Node Folder Requirements

Each source code node folder requires specific files depending on the language runtime:

LanguageRequired FilesDescription
Pythonpyproject.toml or requirements.txtDependency specification for pip install
CMakefileBuild rules producing executable in bin/
FortranMakefileBuild rules producing executable in bin/
Shell/BashNoneDirect command execution, no build step

Node Configuration (node.yaml)

Each node requires a node.yaml that defines how it runs and what data it consumes/produces.

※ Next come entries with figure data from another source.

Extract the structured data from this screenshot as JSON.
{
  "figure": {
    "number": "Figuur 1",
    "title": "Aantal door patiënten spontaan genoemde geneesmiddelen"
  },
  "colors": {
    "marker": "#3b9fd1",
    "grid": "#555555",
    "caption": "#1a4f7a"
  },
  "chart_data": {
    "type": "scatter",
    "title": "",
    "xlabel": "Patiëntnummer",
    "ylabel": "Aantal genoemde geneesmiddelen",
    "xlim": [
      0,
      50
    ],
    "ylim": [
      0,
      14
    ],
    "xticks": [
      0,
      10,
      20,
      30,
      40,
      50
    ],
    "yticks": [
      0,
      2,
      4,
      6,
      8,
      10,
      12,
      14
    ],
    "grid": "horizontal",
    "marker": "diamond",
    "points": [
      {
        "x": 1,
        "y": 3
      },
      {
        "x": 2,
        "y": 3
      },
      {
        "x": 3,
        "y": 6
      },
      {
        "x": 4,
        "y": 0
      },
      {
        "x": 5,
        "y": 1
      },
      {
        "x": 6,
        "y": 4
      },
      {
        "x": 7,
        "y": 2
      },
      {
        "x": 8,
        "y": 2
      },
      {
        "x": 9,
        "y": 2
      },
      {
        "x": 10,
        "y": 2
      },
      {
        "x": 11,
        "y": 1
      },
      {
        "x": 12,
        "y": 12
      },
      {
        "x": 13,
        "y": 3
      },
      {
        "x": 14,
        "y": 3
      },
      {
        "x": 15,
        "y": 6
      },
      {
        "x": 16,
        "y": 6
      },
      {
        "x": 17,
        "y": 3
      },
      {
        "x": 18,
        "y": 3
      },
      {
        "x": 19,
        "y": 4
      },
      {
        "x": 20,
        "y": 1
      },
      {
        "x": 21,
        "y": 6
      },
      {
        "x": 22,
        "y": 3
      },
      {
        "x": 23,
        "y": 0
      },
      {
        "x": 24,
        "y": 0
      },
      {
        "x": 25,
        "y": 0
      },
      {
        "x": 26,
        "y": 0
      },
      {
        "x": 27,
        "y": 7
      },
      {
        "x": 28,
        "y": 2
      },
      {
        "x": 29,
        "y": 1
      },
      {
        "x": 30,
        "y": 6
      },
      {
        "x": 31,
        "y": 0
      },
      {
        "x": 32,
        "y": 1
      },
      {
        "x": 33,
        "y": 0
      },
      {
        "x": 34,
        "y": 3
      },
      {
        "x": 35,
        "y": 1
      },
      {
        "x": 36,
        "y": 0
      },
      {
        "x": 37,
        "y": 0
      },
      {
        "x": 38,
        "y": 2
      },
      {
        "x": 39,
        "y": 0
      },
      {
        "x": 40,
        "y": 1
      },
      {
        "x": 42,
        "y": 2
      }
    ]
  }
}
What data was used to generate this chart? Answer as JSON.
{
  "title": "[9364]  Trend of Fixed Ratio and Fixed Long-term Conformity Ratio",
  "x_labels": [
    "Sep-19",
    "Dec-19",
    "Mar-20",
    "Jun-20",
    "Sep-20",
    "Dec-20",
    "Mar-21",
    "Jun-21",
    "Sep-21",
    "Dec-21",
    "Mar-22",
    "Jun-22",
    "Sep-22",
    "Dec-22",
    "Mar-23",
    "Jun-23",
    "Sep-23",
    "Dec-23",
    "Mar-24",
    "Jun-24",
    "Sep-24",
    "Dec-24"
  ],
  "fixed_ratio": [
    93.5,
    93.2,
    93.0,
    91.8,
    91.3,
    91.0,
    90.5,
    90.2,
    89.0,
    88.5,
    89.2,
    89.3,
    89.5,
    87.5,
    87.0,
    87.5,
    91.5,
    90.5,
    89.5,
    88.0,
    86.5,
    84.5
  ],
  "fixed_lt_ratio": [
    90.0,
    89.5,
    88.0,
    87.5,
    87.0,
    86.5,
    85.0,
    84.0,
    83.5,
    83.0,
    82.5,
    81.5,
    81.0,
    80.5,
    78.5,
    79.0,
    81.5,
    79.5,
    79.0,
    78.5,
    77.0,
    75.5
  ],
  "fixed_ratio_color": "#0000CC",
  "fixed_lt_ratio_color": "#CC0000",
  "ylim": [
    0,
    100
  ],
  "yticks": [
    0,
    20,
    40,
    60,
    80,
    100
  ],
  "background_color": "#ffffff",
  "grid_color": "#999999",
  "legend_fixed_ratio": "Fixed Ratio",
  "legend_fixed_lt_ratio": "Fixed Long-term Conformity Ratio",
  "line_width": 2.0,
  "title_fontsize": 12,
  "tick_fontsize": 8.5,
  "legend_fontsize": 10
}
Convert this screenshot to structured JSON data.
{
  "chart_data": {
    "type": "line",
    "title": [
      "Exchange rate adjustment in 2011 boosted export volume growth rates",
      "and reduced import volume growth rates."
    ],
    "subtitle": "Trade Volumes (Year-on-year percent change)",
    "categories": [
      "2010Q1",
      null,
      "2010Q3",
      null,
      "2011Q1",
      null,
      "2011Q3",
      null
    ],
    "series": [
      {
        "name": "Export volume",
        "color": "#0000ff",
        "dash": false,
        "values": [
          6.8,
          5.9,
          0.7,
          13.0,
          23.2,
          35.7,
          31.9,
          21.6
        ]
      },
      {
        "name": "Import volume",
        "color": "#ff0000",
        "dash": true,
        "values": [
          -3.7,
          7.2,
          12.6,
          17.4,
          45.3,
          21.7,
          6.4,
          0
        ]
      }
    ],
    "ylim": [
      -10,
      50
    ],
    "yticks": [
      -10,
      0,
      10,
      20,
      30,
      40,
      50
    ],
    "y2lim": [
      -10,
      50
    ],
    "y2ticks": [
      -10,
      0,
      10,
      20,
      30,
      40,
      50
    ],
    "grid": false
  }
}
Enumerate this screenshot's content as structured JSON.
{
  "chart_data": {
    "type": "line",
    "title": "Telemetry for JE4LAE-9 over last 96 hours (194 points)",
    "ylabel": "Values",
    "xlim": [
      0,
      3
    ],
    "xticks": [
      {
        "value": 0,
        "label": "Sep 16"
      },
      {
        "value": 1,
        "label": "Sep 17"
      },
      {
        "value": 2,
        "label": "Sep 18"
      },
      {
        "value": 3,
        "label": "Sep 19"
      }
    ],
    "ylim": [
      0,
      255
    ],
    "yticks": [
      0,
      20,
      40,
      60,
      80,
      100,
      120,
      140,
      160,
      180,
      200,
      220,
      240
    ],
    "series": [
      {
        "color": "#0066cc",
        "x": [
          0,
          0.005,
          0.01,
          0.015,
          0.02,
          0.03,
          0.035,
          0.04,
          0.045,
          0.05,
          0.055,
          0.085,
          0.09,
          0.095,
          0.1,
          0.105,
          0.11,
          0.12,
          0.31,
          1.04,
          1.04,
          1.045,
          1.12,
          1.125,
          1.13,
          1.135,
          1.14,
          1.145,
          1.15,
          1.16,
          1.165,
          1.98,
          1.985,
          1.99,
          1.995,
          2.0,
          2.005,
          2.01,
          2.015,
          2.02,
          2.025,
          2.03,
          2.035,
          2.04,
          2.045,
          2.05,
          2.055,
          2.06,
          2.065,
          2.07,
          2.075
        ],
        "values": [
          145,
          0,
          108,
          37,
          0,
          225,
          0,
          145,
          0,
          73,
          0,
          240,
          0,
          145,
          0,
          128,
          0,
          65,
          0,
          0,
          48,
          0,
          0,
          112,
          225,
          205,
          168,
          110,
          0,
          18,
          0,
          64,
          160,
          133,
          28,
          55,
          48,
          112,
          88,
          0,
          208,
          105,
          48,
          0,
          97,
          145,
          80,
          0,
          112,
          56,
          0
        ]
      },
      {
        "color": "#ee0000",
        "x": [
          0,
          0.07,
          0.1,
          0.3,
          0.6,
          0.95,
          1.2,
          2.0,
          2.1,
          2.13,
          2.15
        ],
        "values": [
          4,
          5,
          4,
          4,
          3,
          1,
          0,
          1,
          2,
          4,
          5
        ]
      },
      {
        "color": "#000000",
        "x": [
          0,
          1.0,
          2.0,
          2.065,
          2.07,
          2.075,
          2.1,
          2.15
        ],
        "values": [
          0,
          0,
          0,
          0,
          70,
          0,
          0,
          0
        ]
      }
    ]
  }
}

Source Code Node Example (Fortran)

# nodes/solver/node.yaml
name: solver
kind: node
type: command
cluster: archer2 # Default cluster for this node

# Build step (optional) - runs once, cached by content hash
build:
command: make -C nodes/solver

# Run step (required)
run:
command: ./bin/solver
args: []

# HPC modules to load before execution
modules:
- cray-fftw
- cray-hdf5

# Resource requirements
resources:
nodes: 4
cpus_per_node: 128
walltime: "02:00:00"
partition: standard

inputs:
- name: mesh
from: preprocess/mesh # Reference to previous node's output
type: array[float64, 2]
required: true # Optional, defaults to true
- name: params
from: data/simulation.json # Or reference project data/ folder
type: json

outputs:
- name: solution
type: array[float64, 2]
path: solution.bin # Optional user-visible filename for results/
- name: residuals
type: array[float64, 1]

Black Box Solver Node Example

# nodes/commercial_cfd.yaml
name: commercial_cfd
kind: node
type: command

run:
command: sh -c "starccm+ -batch run.java -np $SLURM_NTASKS"
args: []

modules:
- starccm+/2024.1

resources:
nodes: 8
cpus_per_node: 64
walltime: "12:00:00"

inputs:
- name: mesh
from: mesher/volume_mesh
type: file

outputs:
- name: results
type: file
path: output.csv

Input/Output Wiring

Inputs

FieldDescription
nameLocal name for this input inside the node
fromEither <producer_node>/<output_name> (e.g., preprocess/mesh) or data/... for project data folder
typeLogical type string (e.g., array[float64, 2], json, file)
requiredOptional boolean, defaults to true

Outputs

FieldDescription
nameLogical output name, becomes <node_name>/<output_name> in the artifact registry
typeLogical type string
pathOptional user-visible filename to copy into results/

From the node's code perspective:

  • Inputs arrive under EXPANSE_INPUTS environment variable (Arrow IPC files)
  • Outputs should be written via the language runtimes to EXPANSE_ARTIFACT_DIR

Registry Commands

Manage nodes locally and with the central registry:

CommandDescription
expanse nodes listList all nodes in the current project
expanse nodes validateValidate all node configurations
expanse nodes show <n>Display details for a specific node
expanse nodes deps <n>Show dependency graph for a node
expanse nodes push <n>Publish a node to the central registry
expanse nodes pull <ref>Fetch a node from registry into your project
expanse nodes publish <n>Release a new version of a registered node

Node Registry: References vs Copies

When working with the central node registry, you can choose between two modes:

Node Reference

# In workflow or node.yaml
inputs:
- name: preprocessed
from: registry://expanse/standard-preprocessor@v2.1/output
  • Points to a registry identifier (e.g., registry://org/node@version)
  • Node code lives in the registry, cached locally on first use
  • Automatically receives updates when you bump the version reference
  • Best for: shared utilities, standard preprocessing steps, organisation-wide tools

Node Copy (Vendored)

expanse nodes pull registry://expanse/cfd-preprocessor@v2.1
  • Creates a physical nodes/cfd-preprocessor/ folder in your project
  • Full copy of node.yaml plus all source code
  • From then on, it's a local node you control completely
  • Best for: nodes you need to modify, audit requirements, offline usage
note

The node registry service is under development. Currently, all nodes are local files under nodes/. The artifact registry (which wires from: references to actual files during execution) is fully operational.